Dawn

Dawn

Saturday, August 01, 2009

Well, it’s the first of our four annual bullfight nights tonight and the city is overrun with peña members whose intentions, as ever, are far more bacchanalian than taurine. It will be a miracle if I get home without being sprayed with wine. Or at least water.

I went today to see a nice little exhibition on Pontevedra’s role in what the Spanish call The War of Independence and others call The Peninsular War. Presumably because Portugal was involved as well. Actually, I went yesterday but either the city Events Guide was wrong in saying it opened on Thursday or there were a couple of days delay in getting it up and running. Happily, eight years here has given me enough command of written Gallego to allow me to read the wall plaques and the item notes but God knows how all the tourists will get on, if they aren’t satisfied with the short brochure in both languages. Anyway, I was intrigued to see references to two Spanish generals with decidedly un-Hispanic surnames. The first was Joachim Blake, who was of Irish descent but who clearly lacked the famed luck of his compatriots. And, as if one Irish-Spanish general wasn’t enough, there was another of the buggers active on the battlefield. This was Luis de Lacy and he was even more unlucky, being executed in Barcelona in 1817.

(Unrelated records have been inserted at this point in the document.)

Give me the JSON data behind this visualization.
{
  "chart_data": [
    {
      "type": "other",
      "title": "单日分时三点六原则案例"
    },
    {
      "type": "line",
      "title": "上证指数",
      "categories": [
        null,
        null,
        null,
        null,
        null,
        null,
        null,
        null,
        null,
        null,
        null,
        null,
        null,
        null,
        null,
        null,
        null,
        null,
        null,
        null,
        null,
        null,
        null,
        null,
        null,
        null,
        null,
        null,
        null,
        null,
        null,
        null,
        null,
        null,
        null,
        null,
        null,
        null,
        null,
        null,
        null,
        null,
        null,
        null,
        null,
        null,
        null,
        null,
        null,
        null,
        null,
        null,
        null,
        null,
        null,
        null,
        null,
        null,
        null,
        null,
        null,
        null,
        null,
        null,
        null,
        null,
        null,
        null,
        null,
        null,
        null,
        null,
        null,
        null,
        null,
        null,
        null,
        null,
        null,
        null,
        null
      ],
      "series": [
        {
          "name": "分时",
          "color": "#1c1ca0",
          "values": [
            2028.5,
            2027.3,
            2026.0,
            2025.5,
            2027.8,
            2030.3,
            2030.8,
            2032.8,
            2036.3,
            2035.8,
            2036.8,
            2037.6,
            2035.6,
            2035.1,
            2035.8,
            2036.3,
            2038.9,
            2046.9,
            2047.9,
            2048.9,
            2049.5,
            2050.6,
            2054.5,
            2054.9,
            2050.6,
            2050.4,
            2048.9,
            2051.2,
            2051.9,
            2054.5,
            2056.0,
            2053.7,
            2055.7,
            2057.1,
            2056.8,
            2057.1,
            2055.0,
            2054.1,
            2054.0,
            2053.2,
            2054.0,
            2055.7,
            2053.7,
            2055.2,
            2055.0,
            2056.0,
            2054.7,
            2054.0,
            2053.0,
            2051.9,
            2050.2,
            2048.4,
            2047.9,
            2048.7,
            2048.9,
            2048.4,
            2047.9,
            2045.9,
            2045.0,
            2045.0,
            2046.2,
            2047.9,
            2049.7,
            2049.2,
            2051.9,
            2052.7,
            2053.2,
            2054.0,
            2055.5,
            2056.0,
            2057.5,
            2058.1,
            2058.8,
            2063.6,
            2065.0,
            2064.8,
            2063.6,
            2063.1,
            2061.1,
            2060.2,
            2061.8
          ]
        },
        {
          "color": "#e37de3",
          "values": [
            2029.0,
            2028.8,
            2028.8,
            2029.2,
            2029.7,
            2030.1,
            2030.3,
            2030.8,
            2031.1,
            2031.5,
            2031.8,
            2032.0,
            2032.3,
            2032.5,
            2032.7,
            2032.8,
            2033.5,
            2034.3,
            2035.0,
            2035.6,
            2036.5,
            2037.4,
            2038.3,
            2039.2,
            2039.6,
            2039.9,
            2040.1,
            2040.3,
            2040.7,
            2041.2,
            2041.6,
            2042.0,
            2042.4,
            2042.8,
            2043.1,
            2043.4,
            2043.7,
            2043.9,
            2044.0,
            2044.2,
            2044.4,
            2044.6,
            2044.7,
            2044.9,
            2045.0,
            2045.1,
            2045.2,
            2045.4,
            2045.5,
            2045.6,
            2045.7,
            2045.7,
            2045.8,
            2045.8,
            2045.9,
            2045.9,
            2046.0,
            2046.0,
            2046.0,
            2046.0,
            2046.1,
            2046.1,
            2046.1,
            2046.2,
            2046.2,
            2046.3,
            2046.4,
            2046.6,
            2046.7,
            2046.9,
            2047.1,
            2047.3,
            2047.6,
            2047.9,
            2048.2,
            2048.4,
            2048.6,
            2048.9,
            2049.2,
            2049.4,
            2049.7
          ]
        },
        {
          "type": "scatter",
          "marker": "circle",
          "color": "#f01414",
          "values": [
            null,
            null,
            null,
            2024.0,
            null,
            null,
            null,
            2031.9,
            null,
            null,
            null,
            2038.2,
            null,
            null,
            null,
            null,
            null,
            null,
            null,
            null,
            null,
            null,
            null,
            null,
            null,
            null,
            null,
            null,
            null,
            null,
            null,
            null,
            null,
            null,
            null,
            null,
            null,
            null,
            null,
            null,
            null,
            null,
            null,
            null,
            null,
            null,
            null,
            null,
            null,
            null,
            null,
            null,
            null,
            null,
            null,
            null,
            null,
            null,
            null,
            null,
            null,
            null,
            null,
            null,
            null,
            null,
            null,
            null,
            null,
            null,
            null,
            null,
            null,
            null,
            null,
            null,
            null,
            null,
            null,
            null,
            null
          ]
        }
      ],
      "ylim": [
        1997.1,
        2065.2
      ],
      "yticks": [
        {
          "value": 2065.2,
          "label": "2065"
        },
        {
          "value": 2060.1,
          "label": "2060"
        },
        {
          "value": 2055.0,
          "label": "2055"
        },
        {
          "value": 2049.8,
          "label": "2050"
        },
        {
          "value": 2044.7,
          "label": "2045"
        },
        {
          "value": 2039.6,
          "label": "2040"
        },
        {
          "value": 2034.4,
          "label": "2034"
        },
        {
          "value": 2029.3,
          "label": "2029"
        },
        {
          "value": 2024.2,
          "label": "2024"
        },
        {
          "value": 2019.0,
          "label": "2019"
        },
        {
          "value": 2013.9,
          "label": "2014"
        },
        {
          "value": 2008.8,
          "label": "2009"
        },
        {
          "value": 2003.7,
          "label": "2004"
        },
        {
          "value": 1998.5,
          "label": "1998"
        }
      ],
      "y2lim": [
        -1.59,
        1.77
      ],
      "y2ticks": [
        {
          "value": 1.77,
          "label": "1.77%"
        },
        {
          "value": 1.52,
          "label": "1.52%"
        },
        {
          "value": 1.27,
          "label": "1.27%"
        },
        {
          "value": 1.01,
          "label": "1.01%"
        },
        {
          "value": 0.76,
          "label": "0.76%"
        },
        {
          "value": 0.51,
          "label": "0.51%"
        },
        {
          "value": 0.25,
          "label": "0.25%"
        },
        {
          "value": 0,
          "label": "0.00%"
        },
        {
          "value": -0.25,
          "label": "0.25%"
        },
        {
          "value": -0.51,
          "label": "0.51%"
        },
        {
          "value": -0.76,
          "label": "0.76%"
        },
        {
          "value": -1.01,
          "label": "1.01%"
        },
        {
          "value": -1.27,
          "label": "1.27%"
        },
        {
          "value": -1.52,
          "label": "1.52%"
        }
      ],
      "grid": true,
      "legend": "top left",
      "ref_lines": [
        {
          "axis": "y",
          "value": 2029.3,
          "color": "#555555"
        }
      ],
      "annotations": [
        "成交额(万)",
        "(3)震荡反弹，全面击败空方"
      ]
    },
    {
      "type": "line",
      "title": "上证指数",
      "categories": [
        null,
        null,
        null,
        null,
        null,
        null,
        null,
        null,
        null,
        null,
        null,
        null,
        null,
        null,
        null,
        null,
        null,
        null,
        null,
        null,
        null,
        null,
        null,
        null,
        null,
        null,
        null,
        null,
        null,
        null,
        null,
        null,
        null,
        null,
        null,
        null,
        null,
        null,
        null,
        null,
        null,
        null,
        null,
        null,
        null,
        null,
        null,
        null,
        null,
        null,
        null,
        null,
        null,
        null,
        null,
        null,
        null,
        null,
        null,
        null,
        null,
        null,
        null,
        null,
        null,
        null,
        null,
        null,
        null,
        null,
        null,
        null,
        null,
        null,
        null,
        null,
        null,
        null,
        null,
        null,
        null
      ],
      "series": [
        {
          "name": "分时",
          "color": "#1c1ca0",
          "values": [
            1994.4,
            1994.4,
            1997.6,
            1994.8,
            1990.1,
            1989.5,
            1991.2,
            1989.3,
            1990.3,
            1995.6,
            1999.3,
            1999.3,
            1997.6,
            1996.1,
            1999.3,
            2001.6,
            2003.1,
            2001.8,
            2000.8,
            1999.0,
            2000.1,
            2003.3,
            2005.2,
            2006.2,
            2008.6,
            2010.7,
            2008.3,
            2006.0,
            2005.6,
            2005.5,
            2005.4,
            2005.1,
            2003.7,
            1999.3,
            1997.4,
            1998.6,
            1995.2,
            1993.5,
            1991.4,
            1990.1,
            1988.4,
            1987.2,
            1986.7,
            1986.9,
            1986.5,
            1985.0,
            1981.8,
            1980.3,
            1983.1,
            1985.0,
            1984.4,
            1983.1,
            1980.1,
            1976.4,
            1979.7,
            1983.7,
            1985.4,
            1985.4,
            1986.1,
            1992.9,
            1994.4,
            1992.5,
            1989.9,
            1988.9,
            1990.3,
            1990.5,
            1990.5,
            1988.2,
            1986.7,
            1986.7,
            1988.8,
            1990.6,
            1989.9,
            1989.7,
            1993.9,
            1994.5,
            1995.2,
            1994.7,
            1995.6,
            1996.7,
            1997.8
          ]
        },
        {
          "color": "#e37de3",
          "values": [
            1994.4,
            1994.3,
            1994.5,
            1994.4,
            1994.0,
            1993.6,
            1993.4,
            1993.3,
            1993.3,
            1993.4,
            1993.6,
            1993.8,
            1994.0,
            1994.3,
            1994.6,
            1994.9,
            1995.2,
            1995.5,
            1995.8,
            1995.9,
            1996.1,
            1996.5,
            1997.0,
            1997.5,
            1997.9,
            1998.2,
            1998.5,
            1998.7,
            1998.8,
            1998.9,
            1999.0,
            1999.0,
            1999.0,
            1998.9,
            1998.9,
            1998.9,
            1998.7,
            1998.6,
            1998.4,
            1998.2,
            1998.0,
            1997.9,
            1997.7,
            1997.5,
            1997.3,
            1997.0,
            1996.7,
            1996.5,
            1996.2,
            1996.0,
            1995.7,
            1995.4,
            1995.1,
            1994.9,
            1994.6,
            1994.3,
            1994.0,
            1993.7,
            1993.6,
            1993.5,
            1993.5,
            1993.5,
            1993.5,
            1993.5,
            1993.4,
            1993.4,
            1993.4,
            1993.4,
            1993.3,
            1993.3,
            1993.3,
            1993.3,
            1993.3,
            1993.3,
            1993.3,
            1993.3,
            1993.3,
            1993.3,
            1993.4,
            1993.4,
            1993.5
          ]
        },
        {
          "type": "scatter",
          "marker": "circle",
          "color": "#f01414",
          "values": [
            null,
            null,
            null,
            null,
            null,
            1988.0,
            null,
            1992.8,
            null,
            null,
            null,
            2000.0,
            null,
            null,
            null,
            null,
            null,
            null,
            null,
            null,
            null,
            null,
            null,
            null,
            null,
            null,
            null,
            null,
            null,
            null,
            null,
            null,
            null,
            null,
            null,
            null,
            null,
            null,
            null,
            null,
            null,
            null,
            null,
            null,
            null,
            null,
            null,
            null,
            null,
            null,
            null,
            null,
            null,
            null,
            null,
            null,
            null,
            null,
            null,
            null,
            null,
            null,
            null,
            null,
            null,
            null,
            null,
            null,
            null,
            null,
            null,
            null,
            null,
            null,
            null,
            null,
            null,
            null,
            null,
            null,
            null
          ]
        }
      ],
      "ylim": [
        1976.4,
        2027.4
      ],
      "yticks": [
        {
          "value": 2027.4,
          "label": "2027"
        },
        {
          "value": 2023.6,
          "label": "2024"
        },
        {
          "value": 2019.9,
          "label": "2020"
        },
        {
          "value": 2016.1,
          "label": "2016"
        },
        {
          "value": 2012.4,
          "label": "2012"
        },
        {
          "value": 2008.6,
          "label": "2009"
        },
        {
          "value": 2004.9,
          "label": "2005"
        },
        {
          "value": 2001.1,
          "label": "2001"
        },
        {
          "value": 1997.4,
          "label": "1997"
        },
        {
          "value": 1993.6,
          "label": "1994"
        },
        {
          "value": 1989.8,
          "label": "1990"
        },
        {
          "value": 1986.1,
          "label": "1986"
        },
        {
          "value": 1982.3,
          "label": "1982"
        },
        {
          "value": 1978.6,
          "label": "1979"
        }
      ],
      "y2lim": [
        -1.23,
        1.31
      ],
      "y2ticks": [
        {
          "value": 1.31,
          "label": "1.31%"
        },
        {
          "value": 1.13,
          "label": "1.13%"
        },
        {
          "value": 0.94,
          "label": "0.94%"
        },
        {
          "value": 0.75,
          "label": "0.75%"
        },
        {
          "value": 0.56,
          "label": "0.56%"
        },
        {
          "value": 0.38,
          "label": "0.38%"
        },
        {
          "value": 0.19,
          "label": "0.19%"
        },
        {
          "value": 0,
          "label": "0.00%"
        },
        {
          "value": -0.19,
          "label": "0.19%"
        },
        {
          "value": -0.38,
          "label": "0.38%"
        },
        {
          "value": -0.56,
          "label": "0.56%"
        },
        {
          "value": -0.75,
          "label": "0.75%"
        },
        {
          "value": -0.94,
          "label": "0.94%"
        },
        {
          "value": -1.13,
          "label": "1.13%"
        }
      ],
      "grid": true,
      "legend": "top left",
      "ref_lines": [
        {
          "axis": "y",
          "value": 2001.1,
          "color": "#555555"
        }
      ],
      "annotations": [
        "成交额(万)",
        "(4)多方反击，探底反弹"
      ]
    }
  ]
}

Talking of Gallego – The new PP government of Galicia recently commissioned a survey of what language parents here want their kids educated in. As for the results, you buys your paper and takes your choice. According to El Mundo, “The majority of parents want all primary education to be in Spanish”; according to El País “Only 20% of parents want their children to be taught exclusively in Spanish” (though they neglected to add that the corresponding number for Gallego was 6%); and the Diario de Pontevedra went with “Galician parents want their children to share Gallego and Spanish”. I don’t know how fair this survey was but on the face of it – and as with the recent regional elections – it doesn’t seem to provide much comfort for those Galician nationalists who want all of us, in effect, to be propelled towards fluency in Gallego.

And still on this subject – One of the things that emerged from my re-reading of George Borrow is that the greatest writer in Galician of the 18th century was the so-called Curate of Fruime - Diego Antonio Cernadas y Castro. I also learned of another Gallego writer, Benito Feijoo, said to be Spain’s greatest enlightenment author, whose Teatro Critico Universal is regarded as a great read. I may be very wrong on this but, despite his literary pre-eminence, there doesn’t seem to a street named after him in either Pontevedra or Santiago. Though there is in Oviedo, where he died. And where, by the way, there’s also a bronze statue of Woody Allan.

Finally . . . The last day of July brought with it two well-established Spanish institutions – the mass exodus from the cities and the hike in petrol prices for those departing in cars. Here in Galicia, it's also brought more un-seasonal weather, the tail-end of yet another depression centred on the UK. On the latter, the Sky woman this morning stressed there were two compensations for another weekend of misery:- 1. The pollen count would be very low, and 2. The bad weather would also hit France, North Western Spain and Portugal. I do hope this made everyone in Britain feel at least a bit better.